Here is a PHP sample of my index.

$params = [
	'index' => 'job_postings',
	'body' => [
		'mappings' => [
			'_source' => [
				'enabled' => true
			],
			'properties' => [
				'publish_id' => [
					'enabled' => false
				],
				'title' => [
					'type' => 'text',
					'index' => true
				],
				'ml_title.tokens' => [
					'type' => 'rank_features'
				],
				'description' => [
					'type' => 'text',
					'index' => true
				],
				'ml_description.tokens' => [
					'type' => 'rank_features'
				]
			]
		]
	]
]; 

try {
	$response = $client->indices()->create($params);
} catch(Exception $e) {
	$response = $e->getMessage();
}

Here is the pipeline I created

PUT _ingest/pipeline/job_postings-elser
{
  "on_failure": [
    {
      "set": {
        "description": "Record error information",
        "field": "error_information",
        "value": "Processor {{ _ingest.on_failure_processor_type }} with tag {{ _ingest.on_failure_processor_tag }} in pipeline {{ _ingest.on_failure_pipeline }} failed with message {{ _ingest.on_failure_message }}"
      }
    }
  ],
  "processors": [
    {
      "inference": {
        "model_id": ".elser_model_1",
        "target_field": "ml_title",
        "field_map" : {
          "title": "text_field"
        },
        "inference_config": {
          "text_expansion": {
            "results_field": "tokens"
          }
        }
      }
    },
    {
      "inference": {
        "model_id": ".elser_model_1",
        "target_field": "ml_description",
        "field_map": {
          "description": "text_field"
        },
        "inference_config": {
          "text_expansion": {
            "results_field": "tokens"
          }
        }
      }
    }
  ]
}

Then when I index the doc, here is the sample code.

$jData = [
	'publish_id' => '1234567890',
	'title' => 'Web Developer',
	'description' => 'You role in the company .....'
];


$params['body'][] = [
	'index' => [
		'_index' => 'job_postings',
		'_id' => '1234567890'
	],
	'_pipeline' => 'job_postings-elser'
];
$params['body'][] = $jData;

try {
	$response = $client->bulk($params);
} catch(Exception $e) {
	$response = $e->getMessage();
}

After this completes with no errors, I go to Kibana and run

GET job_postings/_search

The docs are there in the results, but ml_title and ml_description fields are no wheres in the search results.

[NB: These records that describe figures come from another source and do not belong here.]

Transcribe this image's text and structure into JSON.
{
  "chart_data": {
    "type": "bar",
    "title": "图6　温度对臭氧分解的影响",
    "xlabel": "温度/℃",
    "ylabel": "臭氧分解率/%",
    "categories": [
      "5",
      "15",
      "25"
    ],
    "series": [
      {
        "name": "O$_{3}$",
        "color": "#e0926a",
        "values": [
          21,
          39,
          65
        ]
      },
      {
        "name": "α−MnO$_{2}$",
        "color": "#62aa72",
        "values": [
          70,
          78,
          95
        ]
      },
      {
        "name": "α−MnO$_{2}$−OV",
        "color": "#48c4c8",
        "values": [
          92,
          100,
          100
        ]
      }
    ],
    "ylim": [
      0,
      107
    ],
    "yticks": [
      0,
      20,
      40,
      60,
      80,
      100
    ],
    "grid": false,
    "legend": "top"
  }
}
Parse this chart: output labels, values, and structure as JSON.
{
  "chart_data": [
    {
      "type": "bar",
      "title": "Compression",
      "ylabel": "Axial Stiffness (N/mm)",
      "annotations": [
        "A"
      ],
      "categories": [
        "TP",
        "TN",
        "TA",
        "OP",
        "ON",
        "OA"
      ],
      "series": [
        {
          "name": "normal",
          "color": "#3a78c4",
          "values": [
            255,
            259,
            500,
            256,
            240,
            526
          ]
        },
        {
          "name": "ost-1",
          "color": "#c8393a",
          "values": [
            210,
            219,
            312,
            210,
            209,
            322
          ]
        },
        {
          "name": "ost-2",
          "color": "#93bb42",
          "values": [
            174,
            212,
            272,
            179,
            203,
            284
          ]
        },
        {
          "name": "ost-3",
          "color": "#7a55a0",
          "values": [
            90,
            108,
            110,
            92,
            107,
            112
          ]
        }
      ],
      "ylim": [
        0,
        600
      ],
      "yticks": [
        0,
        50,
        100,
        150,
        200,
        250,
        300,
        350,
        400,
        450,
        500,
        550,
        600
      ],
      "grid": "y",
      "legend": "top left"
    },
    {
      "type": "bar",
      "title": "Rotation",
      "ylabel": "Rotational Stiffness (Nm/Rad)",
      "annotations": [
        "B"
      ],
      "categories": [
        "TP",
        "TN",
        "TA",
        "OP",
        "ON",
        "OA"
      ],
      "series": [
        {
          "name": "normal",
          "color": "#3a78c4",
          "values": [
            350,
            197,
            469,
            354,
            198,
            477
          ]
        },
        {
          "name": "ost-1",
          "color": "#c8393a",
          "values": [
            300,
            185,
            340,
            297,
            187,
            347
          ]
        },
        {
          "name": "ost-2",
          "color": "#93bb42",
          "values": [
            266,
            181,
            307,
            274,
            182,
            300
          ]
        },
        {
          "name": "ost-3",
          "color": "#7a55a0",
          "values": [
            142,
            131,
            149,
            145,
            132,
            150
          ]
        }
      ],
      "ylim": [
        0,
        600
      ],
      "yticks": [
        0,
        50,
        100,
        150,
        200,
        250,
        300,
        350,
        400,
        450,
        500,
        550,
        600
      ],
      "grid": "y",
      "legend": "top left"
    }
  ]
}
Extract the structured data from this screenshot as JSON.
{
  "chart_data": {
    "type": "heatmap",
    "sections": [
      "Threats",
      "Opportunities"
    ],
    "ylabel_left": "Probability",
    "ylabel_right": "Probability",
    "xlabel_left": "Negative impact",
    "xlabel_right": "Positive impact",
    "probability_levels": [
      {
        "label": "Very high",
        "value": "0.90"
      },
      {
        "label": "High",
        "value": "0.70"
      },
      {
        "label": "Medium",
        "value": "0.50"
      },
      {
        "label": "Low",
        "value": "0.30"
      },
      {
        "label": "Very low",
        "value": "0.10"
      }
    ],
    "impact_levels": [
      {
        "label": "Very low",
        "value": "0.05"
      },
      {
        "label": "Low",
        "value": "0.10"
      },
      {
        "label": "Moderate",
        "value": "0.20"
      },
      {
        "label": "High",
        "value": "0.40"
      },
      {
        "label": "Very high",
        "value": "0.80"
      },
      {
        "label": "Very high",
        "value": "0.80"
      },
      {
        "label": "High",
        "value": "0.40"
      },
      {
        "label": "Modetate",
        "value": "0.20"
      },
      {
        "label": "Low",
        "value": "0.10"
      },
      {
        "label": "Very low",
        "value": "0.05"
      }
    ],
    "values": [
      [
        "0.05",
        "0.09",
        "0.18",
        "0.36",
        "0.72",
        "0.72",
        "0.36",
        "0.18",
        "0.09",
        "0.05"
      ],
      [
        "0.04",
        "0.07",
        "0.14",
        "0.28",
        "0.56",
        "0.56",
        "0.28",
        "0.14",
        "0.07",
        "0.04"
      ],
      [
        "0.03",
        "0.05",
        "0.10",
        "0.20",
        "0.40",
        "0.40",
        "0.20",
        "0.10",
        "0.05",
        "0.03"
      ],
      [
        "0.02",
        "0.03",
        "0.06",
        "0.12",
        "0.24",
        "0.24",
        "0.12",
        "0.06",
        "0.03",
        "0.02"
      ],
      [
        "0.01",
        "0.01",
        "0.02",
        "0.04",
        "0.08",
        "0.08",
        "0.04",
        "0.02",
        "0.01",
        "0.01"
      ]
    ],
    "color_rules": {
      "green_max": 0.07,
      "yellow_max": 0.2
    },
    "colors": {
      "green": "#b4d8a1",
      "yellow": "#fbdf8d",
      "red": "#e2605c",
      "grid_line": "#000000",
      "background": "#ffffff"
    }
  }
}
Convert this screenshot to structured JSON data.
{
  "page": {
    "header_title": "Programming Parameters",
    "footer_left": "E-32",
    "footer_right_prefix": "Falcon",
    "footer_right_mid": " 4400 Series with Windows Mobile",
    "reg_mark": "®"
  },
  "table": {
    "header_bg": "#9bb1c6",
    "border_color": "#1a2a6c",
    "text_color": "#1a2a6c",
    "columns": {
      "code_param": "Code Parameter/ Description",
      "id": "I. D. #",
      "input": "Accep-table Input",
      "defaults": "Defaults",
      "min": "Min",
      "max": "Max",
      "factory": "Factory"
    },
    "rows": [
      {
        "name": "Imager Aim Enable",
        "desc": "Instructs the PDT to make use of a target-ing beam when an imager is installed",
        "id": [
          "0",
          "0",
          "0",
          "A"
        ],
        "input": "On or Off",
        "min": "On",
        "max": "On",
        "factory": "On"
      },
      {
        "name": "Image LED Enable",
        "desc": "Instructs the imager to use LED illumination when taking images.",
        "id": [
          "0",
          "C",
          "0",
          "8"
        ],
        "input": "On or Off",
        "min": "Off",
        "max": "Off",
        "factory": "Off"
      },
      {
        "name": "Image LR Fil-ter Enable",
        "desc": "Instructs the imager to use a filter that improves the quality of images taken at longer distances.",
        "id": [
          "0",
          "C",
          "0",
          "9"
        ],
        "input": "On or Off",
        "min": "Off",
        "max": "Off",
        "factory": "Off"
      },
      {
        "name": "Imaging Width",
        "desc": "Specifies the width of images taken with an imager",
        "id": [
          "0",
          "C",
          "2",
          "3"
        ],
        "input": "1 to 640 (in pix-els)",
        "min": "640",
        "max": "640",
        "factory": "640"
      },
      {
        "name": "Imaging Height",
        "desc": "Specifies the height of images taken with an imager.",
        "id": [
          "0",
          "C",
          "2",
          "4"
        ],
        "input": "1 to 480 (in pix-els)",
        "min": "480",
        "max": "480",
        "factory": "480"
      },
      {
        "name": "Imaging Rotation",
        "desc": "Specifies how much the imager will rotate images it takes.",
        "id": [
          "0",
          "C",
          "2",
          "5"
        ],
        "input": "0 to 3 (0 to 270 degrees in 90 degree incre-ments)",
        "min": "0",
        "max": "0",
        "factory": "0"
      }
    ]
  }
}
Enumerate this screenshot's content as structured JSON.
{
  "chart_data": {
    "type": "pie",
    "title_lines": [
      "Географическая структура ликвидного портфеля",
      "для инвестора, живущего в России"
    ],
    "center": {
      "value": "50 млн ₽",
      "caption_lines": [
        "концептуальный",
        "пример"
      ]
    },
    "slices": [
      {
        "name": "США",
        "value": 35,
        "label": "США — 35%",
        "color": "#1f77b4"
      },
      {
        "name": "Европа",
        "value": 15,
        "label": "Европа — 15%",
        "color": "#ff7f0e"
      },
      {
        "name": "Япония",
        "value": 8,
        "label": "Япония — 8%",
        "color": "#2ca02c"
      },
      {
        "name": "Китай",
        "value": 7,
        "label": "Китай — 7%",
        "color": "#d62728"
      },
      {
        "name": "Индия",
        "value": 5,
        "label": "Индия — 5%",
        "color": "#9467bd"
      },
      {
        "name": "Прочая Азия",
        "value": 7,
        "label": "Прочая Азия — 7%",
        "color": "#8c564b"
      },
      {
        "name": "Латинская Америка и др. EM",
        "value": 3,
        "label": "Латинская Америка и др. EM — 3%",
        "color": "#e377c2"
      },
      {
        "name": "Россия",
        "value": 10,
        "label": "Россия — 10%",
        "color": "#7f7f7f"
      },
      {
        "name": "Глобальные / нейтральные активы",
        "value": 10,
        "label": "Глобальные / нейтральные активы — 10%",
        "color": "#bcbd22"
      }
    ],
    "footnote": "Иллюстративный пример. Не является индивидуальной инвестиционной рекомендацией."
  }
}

Or does it just take a long, long time to process? If that is the case, how do I know a document is being processed and when it will be complete?

It took a while but I finally did get my fields back from the leaning model. Can someone tell me if there is a way to monitor what the pipeline is processing so we can gauge is there is bottle necks, errors or time to complete?

Hi Mike,

This API can be used to retrieve model usage information: GET _ml/trained_models/.elser_model_1/_stats . Or, through UI, in your attached picture, click ">" to expand, you will see model & pipeline details information.

I don't know much about PHP, however, you might consider using batches (size: 50 or 100) : using Bulk indexing with batches, which should help for your case.

Regards.

This topic was automatically closed 28 days after the last reply. New replies are no longer allowed.